Voinov puts a lot of effort into painting a picture of the airfield, with details of the Luftwaffe and planes, but there is none of the same effort put into recreating other parts of the society. On some level, I think this was a conscious decision, part of efforts to portray Felix, Baldur and their ilk as citizens and soldiers of Germany and distinguish them from the Nazi establishment. But part of what did make me uncomfortable with the story is that the airfield is presented as a bubble, with little external input or output, even from other military establishments. But focusing on the technical aspects of the planes and not mentioning where Baldur's orders were coming from doesn't change the realities of the situation.

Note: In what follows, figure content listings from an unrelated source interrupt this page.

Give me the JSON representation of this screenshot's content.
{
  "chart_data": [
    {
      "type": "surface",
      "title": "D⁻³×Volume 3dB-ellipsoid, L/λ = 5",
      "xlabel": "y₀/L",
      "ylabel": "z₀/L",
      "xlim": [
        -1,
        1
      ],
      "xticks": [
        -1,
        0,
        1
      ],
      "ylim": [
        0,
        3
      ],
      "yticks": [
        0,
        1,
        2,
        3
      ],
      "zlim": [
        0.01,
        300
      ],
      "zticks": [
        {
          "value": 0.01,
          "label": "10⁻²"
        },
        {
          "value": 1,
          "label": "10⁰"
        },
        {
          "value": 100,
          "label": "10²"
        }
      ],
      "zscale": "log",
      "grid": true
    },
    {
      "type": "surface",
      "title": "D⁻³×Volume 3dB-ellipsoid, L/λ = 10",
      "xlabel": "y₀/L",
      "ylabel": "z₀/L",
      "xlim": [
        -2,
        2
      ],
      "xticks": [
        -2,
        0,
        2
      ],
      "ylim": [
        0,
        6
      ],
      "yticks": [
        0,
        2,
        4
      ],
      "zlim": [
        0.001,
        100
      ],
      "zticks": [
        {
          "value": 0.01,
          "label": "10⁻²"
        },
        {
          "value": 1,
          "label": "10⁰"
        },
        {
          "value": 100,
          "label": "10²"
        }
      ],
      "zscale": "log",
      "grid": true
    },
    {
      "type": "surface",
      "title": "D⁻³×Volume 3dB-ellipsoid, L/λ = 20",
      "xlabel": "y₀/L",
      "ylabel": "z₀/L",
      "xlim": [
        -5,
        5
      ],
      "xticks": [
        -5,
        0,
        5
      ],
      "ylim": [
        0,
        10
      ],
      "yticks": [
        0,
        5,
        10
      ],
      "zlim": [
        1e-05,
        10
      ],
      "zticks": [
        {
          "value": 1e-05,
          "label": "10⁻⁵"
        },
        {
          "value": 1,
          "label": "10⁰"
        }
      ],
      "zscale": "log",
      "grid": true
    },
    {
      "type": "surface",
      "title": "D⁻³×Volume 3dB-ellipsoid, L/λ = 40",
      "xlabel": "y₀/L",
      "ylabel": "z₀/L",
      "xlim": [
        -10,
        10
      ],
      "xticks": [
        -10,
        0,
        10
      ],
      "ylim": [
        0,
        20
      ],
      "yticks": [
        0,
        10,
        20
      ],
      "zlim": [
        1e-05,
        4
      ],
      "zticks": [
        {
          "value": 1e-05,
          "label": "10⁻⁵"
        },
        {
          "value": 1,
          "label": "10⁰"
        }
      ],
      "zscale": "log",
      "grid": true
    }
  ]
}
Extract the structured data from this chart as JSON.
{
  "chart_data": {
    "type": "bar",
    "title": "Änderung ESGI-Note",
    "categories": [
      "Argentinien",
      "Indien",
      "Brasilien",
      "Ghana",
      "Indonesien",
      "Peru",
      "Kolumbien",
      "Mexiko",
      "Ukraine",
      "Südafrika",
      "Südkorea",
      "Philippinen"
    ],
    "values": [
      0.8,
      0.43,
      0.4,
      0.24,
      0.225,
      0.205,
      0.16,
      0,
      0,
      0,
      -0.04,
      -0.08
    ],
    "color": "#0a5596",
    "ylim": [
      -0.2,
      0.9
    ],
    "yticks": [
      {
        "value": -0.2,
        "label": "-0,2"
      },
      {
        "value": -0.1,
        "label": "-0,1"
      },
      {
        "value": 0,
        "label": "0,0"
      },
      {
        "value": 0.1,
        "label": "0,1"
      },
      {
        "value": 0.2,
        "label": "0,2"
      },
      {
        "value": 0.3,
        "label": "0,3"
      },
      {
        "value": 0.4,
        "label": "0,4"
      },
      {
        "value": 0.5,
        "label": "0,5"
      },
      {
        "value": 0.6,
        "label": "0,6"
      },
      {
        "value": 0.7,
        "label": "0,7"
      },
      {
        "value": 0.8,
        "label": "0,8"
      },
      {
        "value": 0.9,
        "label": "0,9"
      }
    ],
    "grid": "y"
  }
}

And this is where my mind gets stuck, because an idealistic part of me wants to believe multiple experiences of the war can exist side-by-side without impinging on each other, but another part also recognises that in order to focus on a story like Felix and Baldur's, a thousand others are pushed out of the frame. Reading Elie Wiesel's Night after I read Skybound, but before I wrote this review, I was reminded that, at the same time that Baldur and Felix took that weekend away with ample food and warmth and petrol, the survivors of concentration camps were being forced to make death marches through snow-covered Poland and Germany ahead of the liberating forces.
These are all just jumbled thoughts, and I'm not the person to give them any weight or validity, if they're to have any at all. But I do think that maybe 44 pages are insufficient to tackle all the context that needs to be addressed in a romance with a Third Reich setting. I think that would be the case with a heterosexual romance, but it's doubly so with a gay romance.
In the end, I haven't rated Skybound, because I don't feel like my thoughts are enough of a cohesive critique to rate it negatively, but I would also feel uncomfortable giving it a rating that was divorced from them.